Myton School’s two main buildings were built in the 1950s or 1960s and are «old and in disrepair», so the head teacher applied for extra cash from the government’s school rebuilding programme.
But a letter from the DfE, seen by BBC News, rejected the application because other schools were in worse condition.
Raac is a lightweight material that was used mostly in flat roofing, but also in floors and walls, between the 1950s and 1990s. It is a cheaper alternative to standard concrete and has a lifespan of about 30 years.
Just days before the start of the autumn term, the DfE updated its guidance so that schools with Raac, which was previously deemed safe, were told to close any areas containing the concrete without safety measures in place.

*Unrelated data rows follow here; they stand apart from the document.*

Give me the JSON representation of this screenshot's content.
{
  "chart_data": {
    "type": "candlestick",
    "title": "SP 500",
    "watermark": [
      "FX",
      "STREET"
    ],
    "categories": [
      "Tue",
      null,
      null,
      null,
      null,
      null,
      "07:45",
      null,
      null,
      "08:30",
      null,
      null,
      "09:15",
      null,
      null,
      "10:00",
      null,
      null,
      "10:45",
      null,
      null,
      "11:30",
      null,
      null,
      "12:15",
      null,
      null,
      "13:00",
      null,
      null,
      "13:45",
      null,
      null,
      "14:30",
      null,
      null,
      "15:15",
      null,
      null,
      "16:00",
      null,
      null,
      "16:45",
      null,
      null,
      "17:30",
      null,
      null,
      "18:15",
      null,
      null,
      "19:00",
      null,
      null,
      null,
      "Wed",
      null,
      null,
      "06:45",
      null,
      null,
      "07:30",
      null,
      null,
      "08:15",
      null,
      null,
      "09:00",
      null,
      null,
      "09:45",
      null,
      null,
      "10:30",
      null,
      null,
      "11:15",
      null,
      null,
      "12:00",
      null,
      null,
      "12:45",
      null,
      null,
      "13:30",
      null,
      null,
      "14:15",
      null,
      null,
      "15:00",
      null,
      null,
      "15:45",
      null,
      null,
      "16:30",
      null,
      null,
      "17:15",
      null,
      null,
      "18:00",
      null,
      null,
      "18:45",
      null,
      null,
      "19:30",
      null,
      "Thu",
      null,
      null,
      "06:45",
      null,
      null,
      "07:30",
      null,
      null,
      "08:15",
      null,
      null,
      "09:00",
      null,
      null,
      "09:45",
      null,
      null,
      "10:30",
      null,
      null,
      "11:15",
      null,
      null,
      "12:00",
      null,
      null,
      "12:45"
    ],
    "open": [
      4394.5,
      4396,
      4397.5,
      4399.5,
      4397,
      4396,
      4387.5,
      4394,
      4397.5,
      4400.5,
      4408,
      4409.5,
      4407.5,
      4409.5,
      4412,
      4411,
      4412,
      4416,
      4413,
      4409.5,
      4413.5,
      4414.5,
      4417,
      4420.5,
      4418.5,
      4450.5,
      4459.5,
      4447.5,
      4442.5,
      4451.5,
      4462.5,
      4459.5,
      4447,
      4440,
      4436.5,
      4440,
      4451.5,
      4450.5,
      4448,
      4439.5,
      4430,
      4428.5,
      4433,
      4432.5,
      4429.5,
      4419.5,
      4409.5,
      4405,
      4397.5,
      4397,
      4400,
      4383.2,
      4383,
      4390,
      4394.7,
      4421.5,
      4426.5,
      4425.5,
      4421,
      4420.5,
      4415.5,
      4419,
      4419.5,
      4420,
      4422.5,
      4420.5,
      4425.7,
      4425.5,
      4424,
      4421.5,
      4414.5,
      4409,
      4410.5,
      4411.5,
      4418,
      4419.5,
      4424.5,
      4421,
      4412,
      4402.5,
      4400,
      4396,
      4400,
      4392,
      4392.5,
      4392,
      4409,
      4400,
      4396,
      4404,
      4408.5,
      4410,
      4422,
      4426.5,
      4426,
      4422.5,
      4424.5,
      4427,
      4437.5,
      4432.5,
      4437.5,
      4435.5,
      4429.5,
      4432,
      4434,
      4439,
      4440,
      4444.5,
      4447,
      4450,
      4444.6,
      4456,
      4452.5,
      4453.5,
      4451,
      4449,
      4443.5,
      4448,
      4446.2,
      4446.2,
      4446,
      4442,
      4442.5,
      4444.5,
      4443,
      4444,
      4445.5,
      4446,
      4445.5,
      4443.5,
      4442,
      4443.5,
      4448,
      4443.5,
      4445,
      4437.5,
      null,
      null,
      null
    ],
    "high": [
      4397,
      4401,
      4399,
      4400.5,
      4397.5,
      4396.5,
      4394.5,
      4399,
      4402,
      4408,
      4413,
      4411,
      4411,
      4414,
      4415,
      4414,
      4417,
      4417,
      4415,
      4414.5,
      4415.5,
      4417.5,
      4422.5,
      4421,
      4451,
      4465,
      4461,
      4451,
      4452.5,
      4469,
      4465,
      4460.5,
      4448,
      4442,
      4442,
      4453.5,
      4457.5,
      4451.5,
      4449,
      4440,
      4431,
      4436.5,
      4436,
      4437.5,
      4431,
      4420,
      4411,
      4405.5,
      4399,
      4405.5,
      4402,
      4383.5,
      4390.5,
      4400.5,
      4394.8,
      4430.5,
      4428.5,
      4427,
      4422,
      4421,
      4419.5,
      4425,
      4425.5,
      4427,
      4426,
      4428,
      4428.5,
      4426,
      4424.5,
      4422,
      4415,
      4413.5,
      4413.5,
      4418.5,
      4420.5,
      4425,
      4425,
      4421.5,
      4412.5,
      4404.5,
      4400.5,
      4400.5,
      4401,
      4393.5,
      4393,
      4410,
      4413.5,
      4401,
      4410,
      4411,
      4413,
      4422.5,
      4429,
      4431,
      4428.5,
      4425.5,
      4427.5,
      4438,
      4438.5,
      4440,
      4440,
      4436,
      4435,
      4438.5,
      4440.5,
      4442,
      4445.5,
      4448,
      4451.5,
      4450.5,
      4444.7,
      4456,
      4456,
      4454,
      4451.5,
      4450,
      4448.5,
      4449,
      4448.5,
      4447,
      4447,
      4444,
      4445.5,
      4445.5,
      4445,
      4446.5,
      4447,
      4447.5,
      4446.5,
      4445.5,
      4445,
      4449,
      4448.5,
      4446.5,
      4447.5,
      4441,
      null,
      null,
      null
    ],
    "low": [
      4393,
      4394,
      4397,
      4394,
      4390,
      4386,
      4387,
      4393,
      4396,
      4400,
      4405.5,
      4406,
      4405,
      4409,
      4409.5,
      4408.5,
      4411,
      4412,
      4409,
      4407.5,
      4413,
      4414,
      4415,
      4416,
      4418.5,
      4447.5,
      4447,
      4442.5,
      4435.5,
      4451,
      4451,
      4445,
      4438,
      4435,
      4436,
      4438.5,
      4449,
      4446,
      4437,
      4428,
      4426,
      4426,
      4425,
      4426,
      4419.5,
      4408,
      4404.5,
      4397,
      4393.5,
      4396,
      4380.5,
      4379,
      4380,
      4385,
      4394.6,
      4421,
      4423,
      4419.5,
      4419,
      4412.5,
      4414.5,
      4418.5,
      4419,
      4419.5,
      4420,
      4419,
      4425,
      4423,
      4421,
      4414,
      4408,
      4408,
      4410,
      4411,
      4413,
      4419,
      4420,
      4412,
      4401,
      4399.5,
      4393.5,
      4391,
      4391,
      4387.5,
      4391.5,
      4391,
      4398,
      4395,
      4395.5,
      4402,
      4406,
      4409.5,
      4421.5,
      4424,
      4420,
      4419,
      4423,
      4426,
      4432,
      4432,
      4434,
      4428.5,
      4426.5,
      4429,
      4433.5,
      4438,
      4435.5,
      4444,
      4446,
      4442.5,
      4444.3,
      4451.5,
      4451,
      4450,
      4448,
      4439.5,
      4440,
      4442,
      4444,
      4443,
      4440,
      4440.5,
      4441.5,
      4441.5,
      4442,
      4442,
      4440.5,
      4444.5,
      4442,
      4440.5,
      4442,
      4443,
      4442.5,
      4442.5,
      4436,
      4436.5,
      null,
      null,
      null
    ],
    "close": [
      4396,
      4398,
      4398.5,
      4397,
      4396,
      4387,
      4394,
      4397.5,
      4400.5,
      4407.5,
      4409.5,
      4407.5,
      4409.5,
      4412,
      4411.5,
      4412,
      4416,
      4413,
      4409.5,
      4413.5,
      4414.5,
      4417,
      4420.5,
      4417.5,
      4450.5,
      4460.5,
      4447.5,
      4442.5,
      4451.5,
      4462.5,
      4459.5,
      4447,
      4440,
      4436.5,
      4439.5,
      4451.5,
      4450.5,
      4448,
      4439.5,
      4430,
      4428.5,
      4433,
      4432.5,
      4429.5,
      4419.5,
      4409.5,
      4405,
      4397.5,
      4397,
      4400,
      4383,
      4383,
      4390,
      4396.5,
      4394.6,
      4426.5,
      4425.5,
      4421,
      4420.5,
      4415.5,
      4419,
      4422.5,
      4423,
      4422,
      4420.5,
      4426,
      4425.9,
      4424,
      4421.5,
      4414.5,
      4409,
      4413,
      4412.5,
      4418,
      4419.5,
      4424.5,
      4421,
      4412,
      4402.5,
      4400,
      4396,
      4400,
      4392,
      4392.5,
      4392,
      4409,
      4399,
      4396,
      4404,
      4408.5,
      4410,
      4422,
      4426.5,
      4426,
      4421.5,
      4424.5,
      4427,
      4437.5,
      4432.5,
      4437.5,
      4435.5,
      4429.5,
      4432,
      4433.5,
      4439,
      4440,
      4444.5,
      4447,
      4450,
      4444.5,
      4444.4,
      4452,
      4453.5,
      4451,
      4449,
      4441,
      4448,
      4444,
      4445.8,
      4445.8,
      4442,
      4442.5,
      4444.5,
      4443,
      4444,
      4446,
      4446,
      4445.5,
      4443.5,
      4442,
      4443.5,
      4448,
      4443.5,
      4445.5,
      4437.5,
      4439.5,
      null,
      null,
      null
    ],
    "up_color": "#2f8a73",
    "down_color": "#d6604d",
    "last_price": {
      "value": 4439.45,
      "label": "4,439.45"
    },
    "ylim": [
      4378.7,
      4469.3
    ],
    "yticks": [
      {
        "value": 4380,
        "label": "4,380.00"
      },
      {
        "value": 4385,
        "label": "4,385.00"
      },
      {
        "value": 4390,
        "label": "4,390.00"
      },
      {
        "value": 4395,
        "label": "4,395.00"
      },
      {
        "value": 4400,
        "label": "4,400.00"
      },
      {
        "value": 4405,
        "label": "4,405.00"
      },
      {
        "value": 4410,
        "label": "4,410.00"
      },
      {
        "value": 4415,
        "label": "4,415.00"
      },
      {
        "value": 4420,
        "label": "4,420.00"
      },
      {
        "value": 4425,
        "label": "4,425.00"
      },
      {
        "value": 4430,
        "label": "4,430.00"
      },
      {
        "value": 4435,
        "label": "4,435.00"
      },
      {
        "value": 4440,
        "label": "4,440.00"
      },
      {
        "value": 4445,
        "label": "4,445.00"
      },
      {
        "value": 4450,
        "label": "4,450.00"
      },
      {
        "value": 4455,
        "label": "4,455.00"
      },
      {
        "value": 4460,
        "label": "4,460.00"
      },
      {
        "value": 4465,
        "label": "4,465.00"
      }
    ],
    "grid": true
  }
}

Association of School and College Leaders general secretary Geoff Barton welcomed an updated list but accused the government of being on the back foot.
Some schools were still dealing with «huge logistical issues» and «we haven’t got a timescale of when this will be sorted out», he said.
Susan Acland-Hood, a permanent secretary at the DfE, and Education Minister Baroness Barran, who has responsibility for school capital investment, will appear before the Education Committee on Tuesday and are expected to provide an update on the situation.
Robin Walker, chairman of the Education Committee, said its members have heard «loudly and clearly the distress and anxiety that this crisis is causing to families and staff» at affected schools.
«We share the feeling of urgency to establish how this situation developed, how and when it can be resolved, and what lessons need to be learnt,» he said.
The DfE has previously defended its decision to change its guidance so close to the start of the term, saying it acted after three incidents during the summer.
Education Secretary Gillian Keegan said they have continued working «flat out» this week to minimise disruption to education and to keep children and staff safe.
In Scotland, schools in 16 local authorities have been found to contain Raac and surveys will be carried out at 120 schools across Northern Ireland to check for the concrete, the Education Authority has said.
Two schools have closed in Wales while checks are being carried out, and students in one other school are receiving a mixture of face-to-face and remote learning.